Ärztekammern fordern verlässliche Krankenhaus­finanzierung

Mittwoch, 12. März 2014

Münster/Frankfurt a.M. – Die Lan­des­ärz­te­kam­mern Westfalen-Lippe (ÄKWL) und Hessen machen sich für eine nachhaltige finanzielle Unterstützung der Krankenhäuser stark. Die Präsidenten beider Kammern betonten in diesem Zusammenhang ausdrücklich auch die Verantwortung von Bund und Ländern. 

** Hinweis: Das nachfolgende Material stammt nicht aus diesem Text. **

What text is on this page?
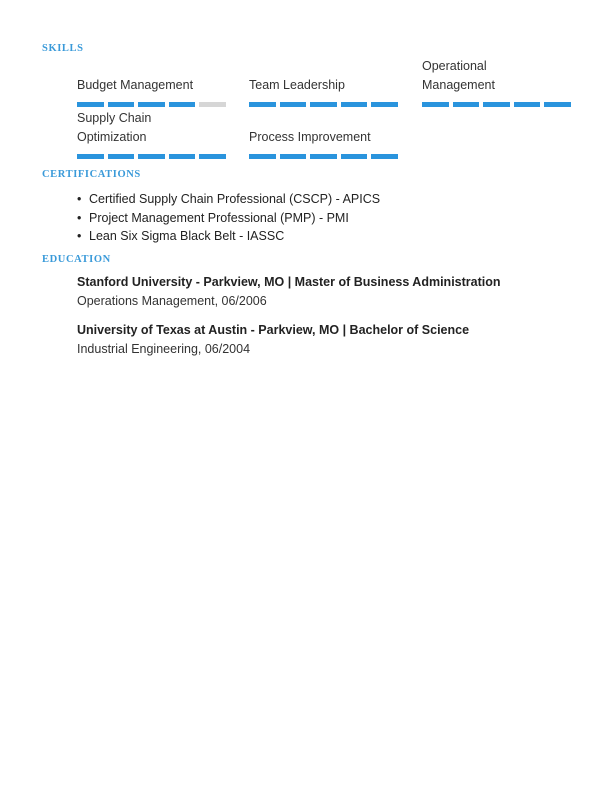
SKILLS
Budget Management	Team Leadership
Operational Management
Supply Chain Optimization	Process Improvement
CERTIFICATIONS
• Certified Supply Chain Professional (CSCP) - APICS
• Project Management Professional (PMP) - PMI
• Lean Six Sigma Black Belt - IASSC
EDUCATION
Stanford University - Parkview, MO | Master of Business Administration
Operations Management, 06/2006
University of Texas at Austin - Parkview, MO | Bachelor of Science
Industrial Engineering, 06/2004
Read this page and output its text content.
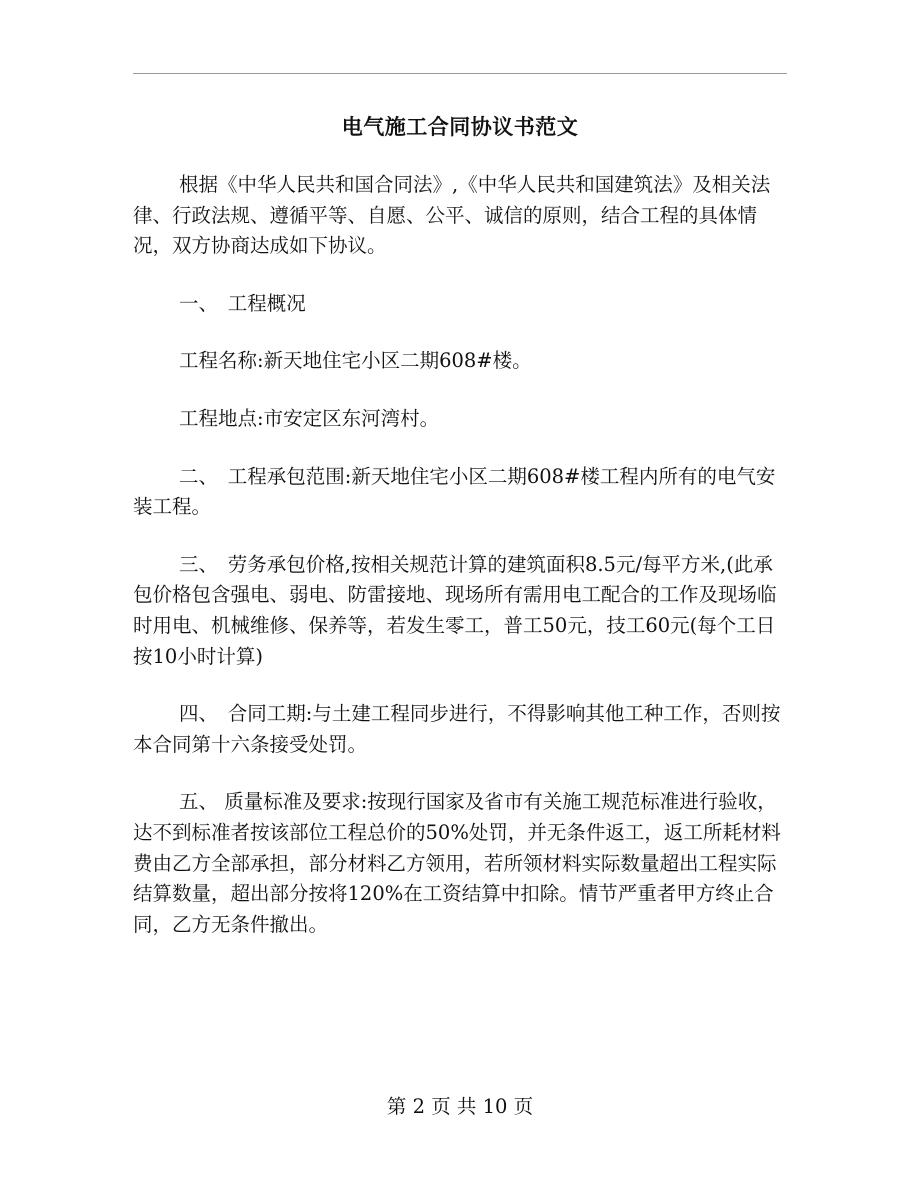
电气施工合同协议书范文

根据《中华人民共和国合同法》,《中华人民共和国建筑法》及相关法律、行政法规、遵循平等、自愿、公平、诚信的原则，结合工程的具体情况，双方协商达成如下协议。

一、　工程概况

工程名称:新天地住宅小区二期608#楼。

工程地点:市安定区东河湾村。

二、　工程承包范围:新天地住宅小区二期608#楼工程内所有的电气安装工程。

三、　劳务承包价格,按相关规范计算的建筑面积8.5元/每平方米,(此承包价格包含强电、弱电、防雷接地、现场所有需用电工配合的工作及现场临时用电、机械维修、保养等，若发生零工，普工50元，技工60元(每个工日按10小时计算)

四、　合同工期:与土建工程同步进行，不得影响其他工种工作，否则按本合同第十六条接受处罚。

五、 质量标准及要求:按现行国家及省市有关施工规范标准进行验收，达不到标准者按该部位工程总价的50%处罚，并无条件返工，返工所耗材料费由乙方全部承担，部分材料乙方领用，若所领材料实际数量超出工程实际结算数量，超出部分按将120%在工资结算中扣除。情节严重者甲方终止合同，乙方无条件撤出。

第 2 页 共 10 页
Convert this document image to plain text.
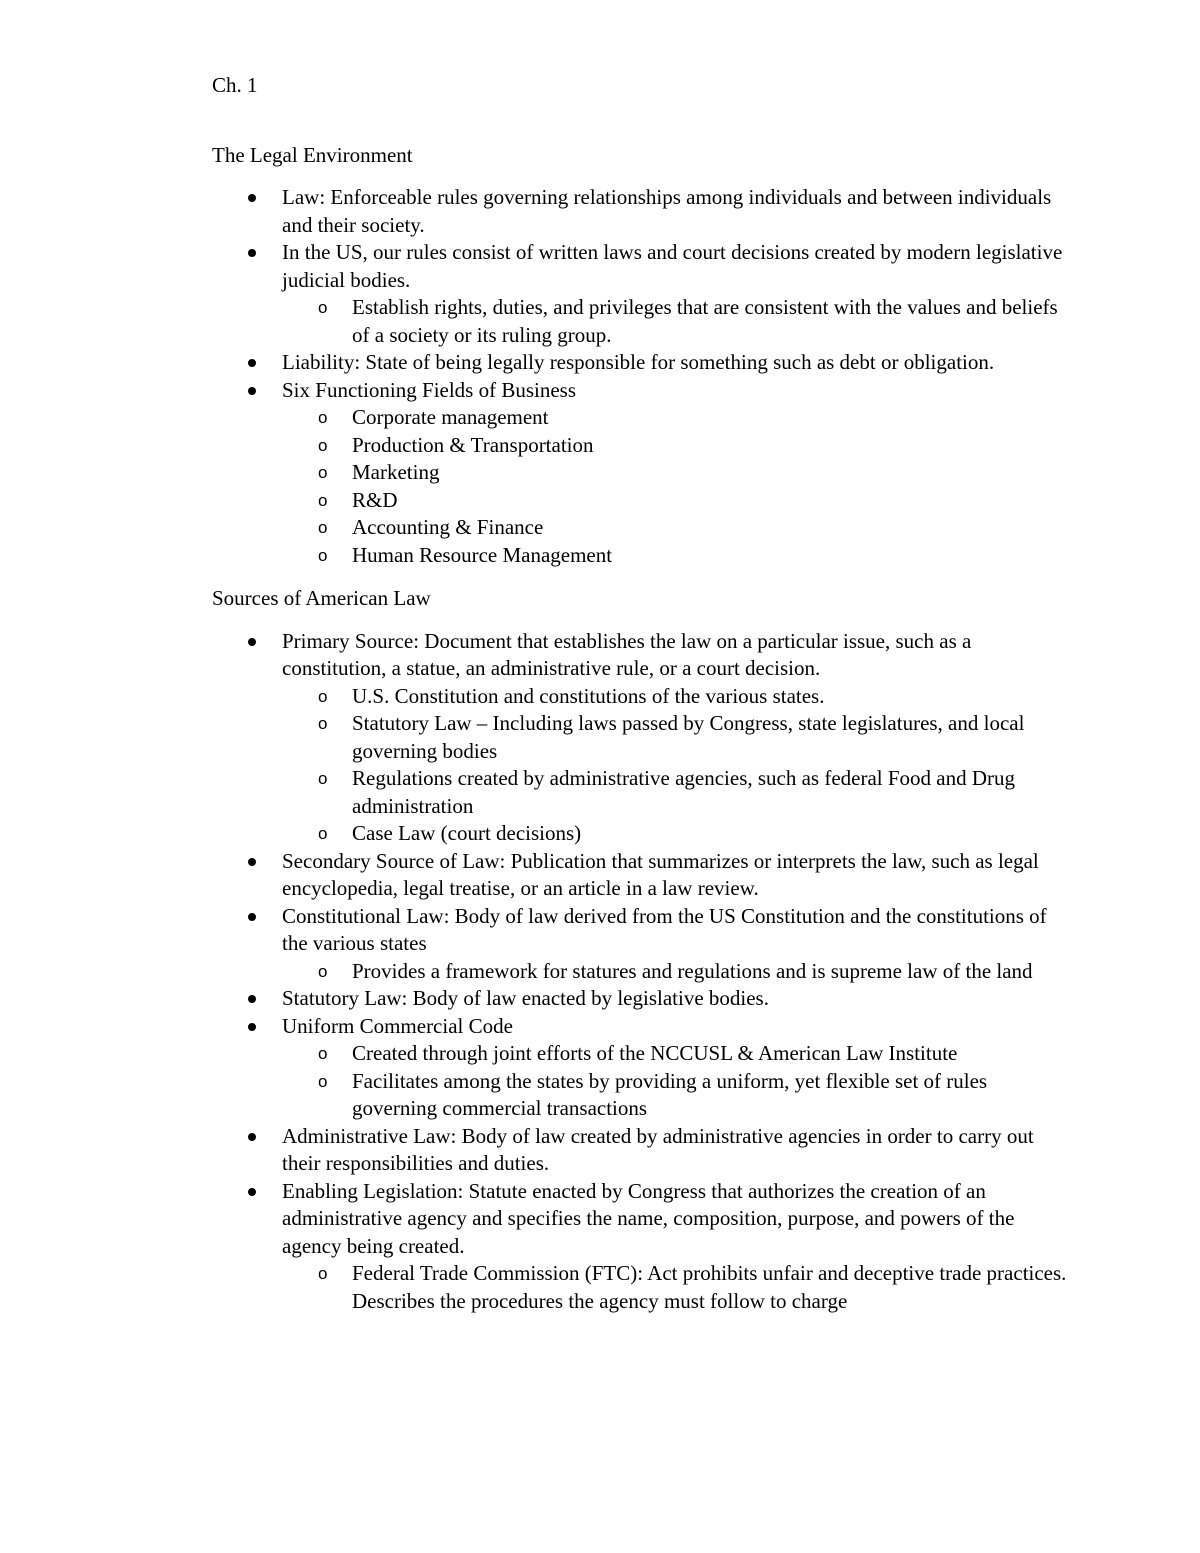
Ch. 1

The Legal Environment

Law: Enforceable rules governing relationships among individuals and between individuals and their society.
In the US, our rules consist of written laws and court decisions created by modern legislative judicial bodies.
o Establish rights, duties, and privileges that are consistent with the values and beliefs of a society or its ruling group.
Liability: State of being legally responsible for something such as debt or obligation.
Six Functioning Fields of Business
o Corporate management
o Production & Transportation
o Marketing
o R&D
o Accounting & Finance
o Human Resource Management

Sources of American Law

Primary Source: Document that establishes the law on a particular issue, such as a constitution, a statue, an administrative rule, or a court decision.
o U.S. Constitution and constitutions of the various states.
o Statutory Law – Including laws passed by Congress, state legislatures, and local governing bodies
o Regulations created by administrative agencies, such as federal Food and Drug administration
o Case Law (court decisions)
Secondary Source of Law: Publication that summarizes or interprets the law, such as legal encyclopedia, legal treatise, or an article in a law review.
Constitutional Law: Body of law derived from the US Constitution and the constitutions of the various states
o Provides a framework for statures and regulations and is supreme law of the land
Statutory Law: Body of law enacted by legislative bodies.
Uniform Commercial Code
o Created through joint efforts of the NCCUSL & American Law Institute
o Facilitates among the states by providing a uniform, yet flexible set of rules governing commercial transactions
Administrative Law: Body of law created by administrative agencies in order to carry out their responsibilities and duties.
Enabling Legislation: Statute enacted by Congress that authorizes the creation of an administrative agency and specifies the name, composition, purpose, and powers of the agency being created.
o Federal Trade Commission (FTC): Act prohibits unfair and deceptive trade practices. Describes the procedures the agency must follow to charge
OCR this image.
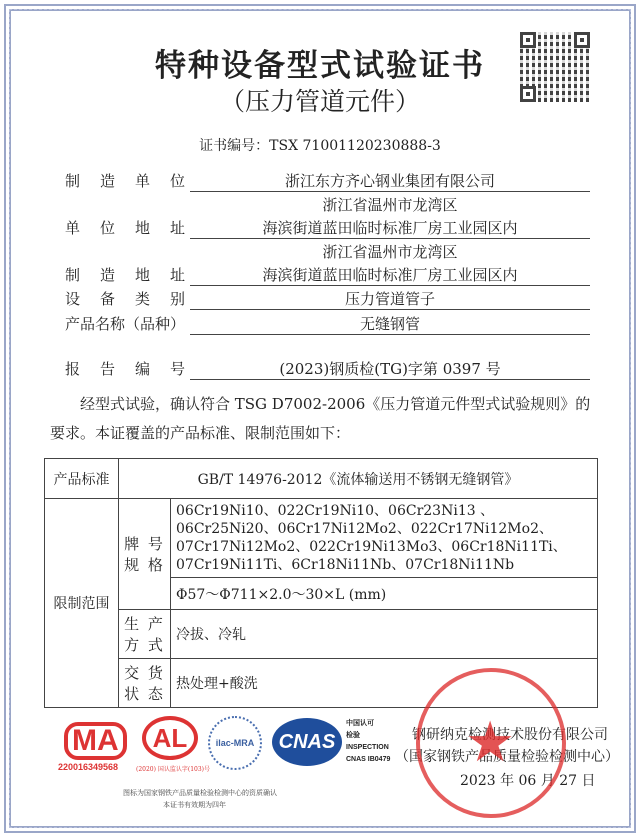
特种设备型式试验证书
（压力管道元件）
证书编号：TSX 71001120230888-3
制造单位	浙江东方齐心钢业集团有限公司
浙江省温州市龙湾区
单位地址	海滨街道蓝田临时标准厂房工业园区内
浙江省温州市龙湾区
制造地址	海滨街道蓝田临时标准厂房工业园区内
设备类别	压力管道管子
产品名称（品种）	无缝钢管
报告编号	(2023)钢质检(TG)字第 0397 号
经型式试验，确认符合 TSG D7002-2006《压力管道元件型式试验规则》的要求。本证覆盖的产品标准、限制范围如下：
产品标准	GB/T 14976-2012《流体输送用不锈钢无缝钢管》	
限制范围	牌 号 规 格	06Cr19Ni10、022Cr19Ni10、06Cr23Ni13 、06Cr25Ni20、06Cr17Ni12Mo2、022Cr17Ni12Mo2、07Cr17Ni12Mo2、022Cr19Ni13Mo3、06Cr18Ni11Ti、07Cr19Ni11Ti、6Cr18Ni11Nb、07Cr18Ni11Nb
		Φ57～Φ711×2.0～30×L (mm)
	生 产 方 式	冷拔、冷轧
	交 货 状 态	热处理+酸洗
MA
220016349568
AL
(2020) 国认监认字(103)号
ilac-MRA	CNAS
中国认可
检验
INSPECTION
CNAS IB0479
图标为国家钢铁产品质量检验检测中心的资质确认
本证书有效期为四年
钢研纳克检测技术股份有限公司
（国家钢铁产品质量检验检测中心）
2023 年 06 月 27 日
★
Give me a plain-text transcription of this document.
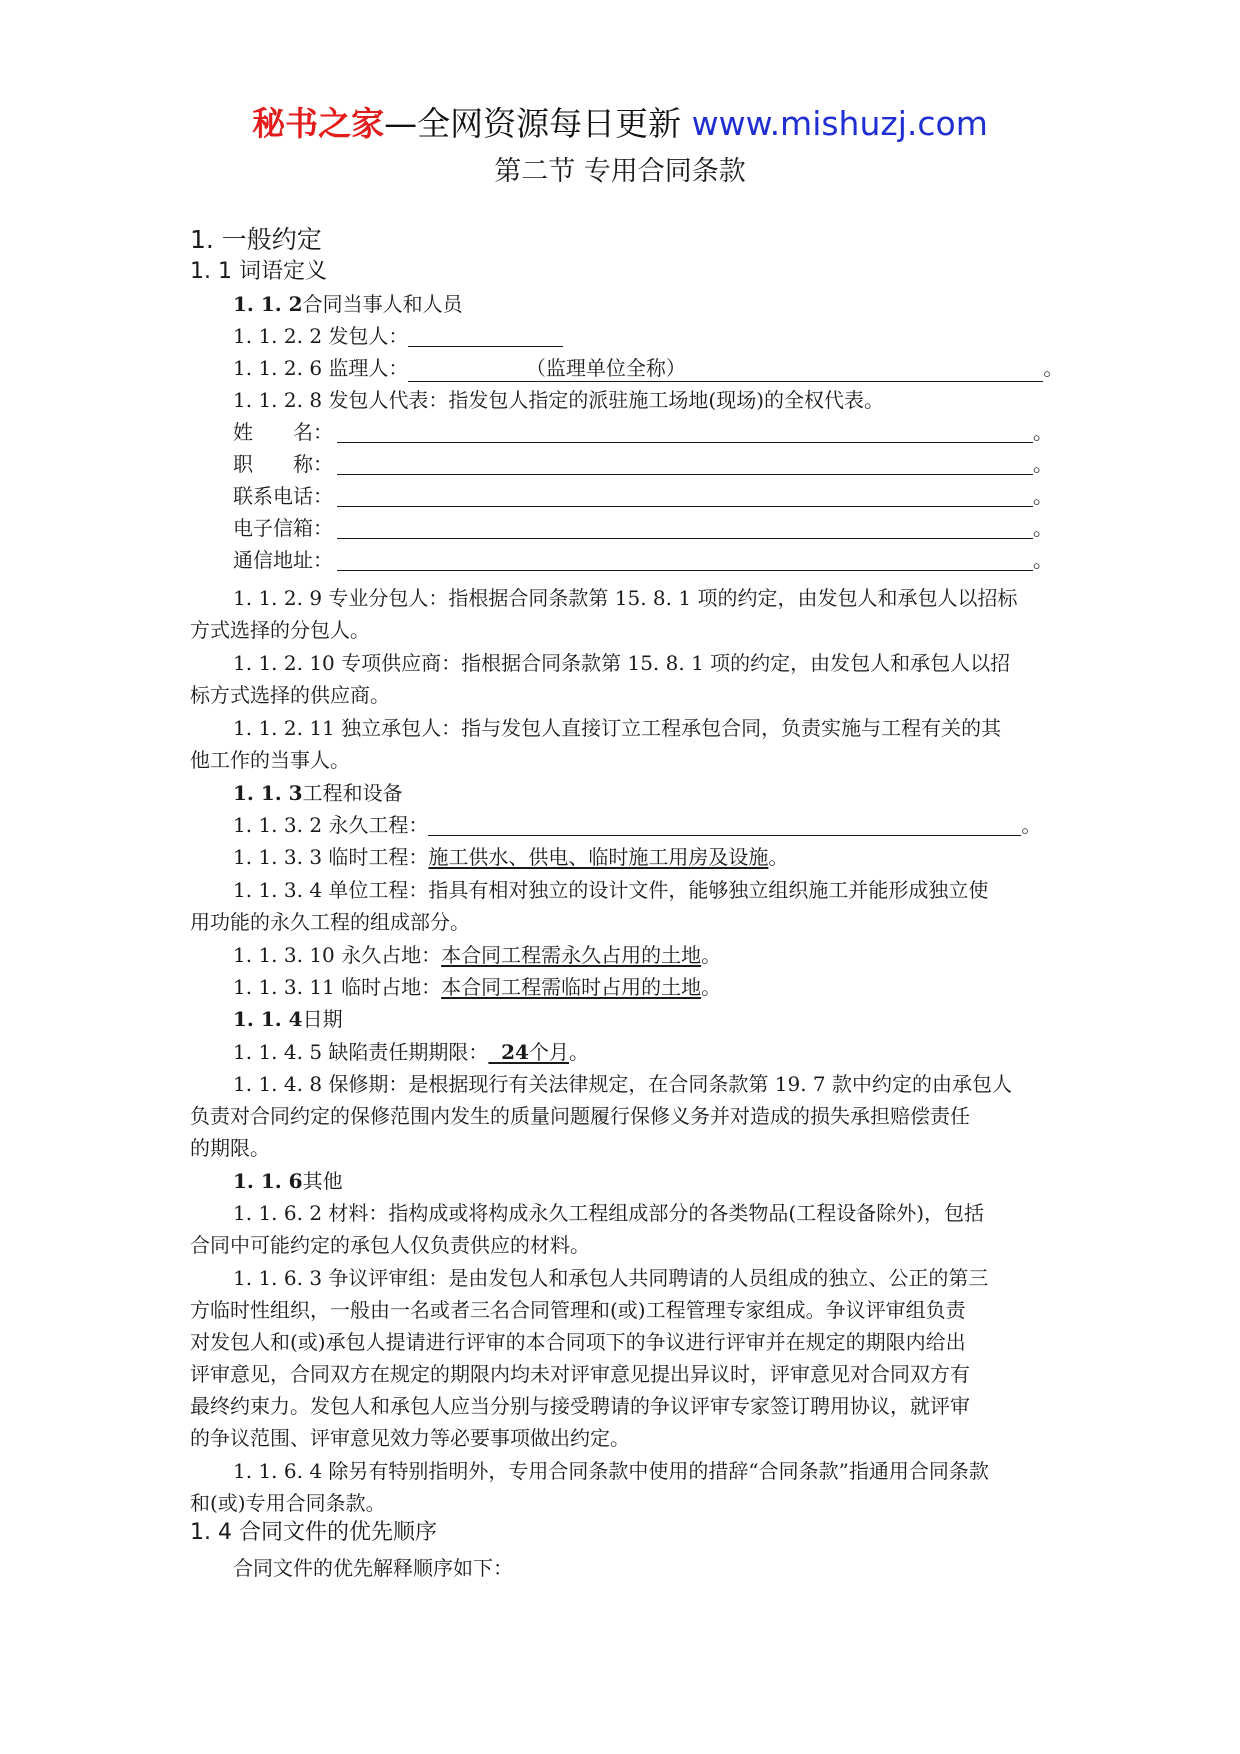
秘书之家—全网资源每日更新 www.mishuzj.com
第二节 专用合同条款
1. 一般约定
1. 1 词语定义
1. 1. 2合同当事人和人员
1. 1. 2. 2 发包人：
1. 1. 2. 6 监理人：	（监理单位全称）	。
1. 1. 2. 8 发包人代表：指发包人指定的派驻施工场地(现场)的全权代表。
姓　　名：	。
职　　称：	。
联系电话：	。
电子信箱：	。
通信地址：	。
1. 1. 2. 9 专业分包人：指根据合同条款第 15. 8. 1 项的约定，由发包人和承包人以招标
方式选择的分包人。
1. 1. 2. 10 专项供应商：指根据合同条款第 15. 8. 1 项的约定，由发包人和承包人以招
标方式选择的供应商。
1. 1. 2. 11 独立承包人：指与发包人直接订立工程承包合同，负责实施与工程有关的其
他工作的当事人。
1. 1. 3工程和设备
1. 1. 3. 2 永久工程：	。
1. 1. 3. 3 临时工程：施工供水、供电、临时施工用房及设施。
1. 1. 3. 4 单位工程：指具有相对独立的设计文件，能够独立组织施工并能形成独立使
用功能的永久工程的组成部分。
1. 1. 3. 10 永久占地：本合同工程需永久占用的土地。
1. 1. 3. 11 临时占地：本合同工程需临时占用的土地。
1. 1. 4日期
1. 1. 4. 5 缺陷责任期期限： 24个月。
1. 1. 4. 8 保修期：是根据现行有关法律规定，在合同条款第 19. 7 款中约定的由承包人
负责对合同约定的保修范围内发生的质量问题履行保修义务并对造成的损失承担赔偿责任
的期限。
1. 1. 6其他
1. 1. 6. 2 材料：指构成或将构成永久工程组成部分的各类物品(工程设备除外)，包括
合同中可能约定的承包人仅负责供应的材料。
1. 1. 6. 3 争议评审组：是由发包人和承包人共同聘请的人员组成的独立、公正的第三
方临时性组织，一般由一名或者三名合同管理和(或)工程管理专家组成。争议评审组负责
对发包人和(或)承包人提请进行评审的本合同项下的争议进行评审并在规定的期限内给出
评审意见，合同双方在规定的期限内均未对评审意见提出异议时，评审意见对合同双方有
最终约束力。发包人和承包人应当分别与接受聘请的争议评审专家签订聘用协议，就评审
的争议范围、评审意见效力等必要事项做出约定。
1. 1. 6. 4 除另有特别指明外，专用合同条款中使用的措辞“合同条款”指通用合同条款
和(或)专用合同条款。
1. 4 合同文件的优先顺序
合同文件的优先解释顺序如下：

„Die Personaldecke ist an vielen Häusern schon jetzt viel zu dünn. Wer meint, dass sich in diesem Bereich noch etwas einsparen lässt, setzt fahrlässig die Sicherheit der Patienten aufs Spiel“, warnte ÄKWL-Präsident Theodor Windhorst. Um Krankenhäuser nachhaltig zu unterstützen, brauche es deshalb vor allem eine solide Refinanzierung der Personalkosten.

„Tarifsteigerungen dürfen nicht zu Personalabbau führen“, mahnte der Kammerchef. Die von den Krankenkassen wiederholt geäußerten Vorwürfe einer unzureichenden Versorgungsqualität bezeichnete er als gesundheitspolitische Brandstiftung: „Hier werden mutwillig Hunderttausende motivierte Mitarbeiter beschimpft“, so Windhorst.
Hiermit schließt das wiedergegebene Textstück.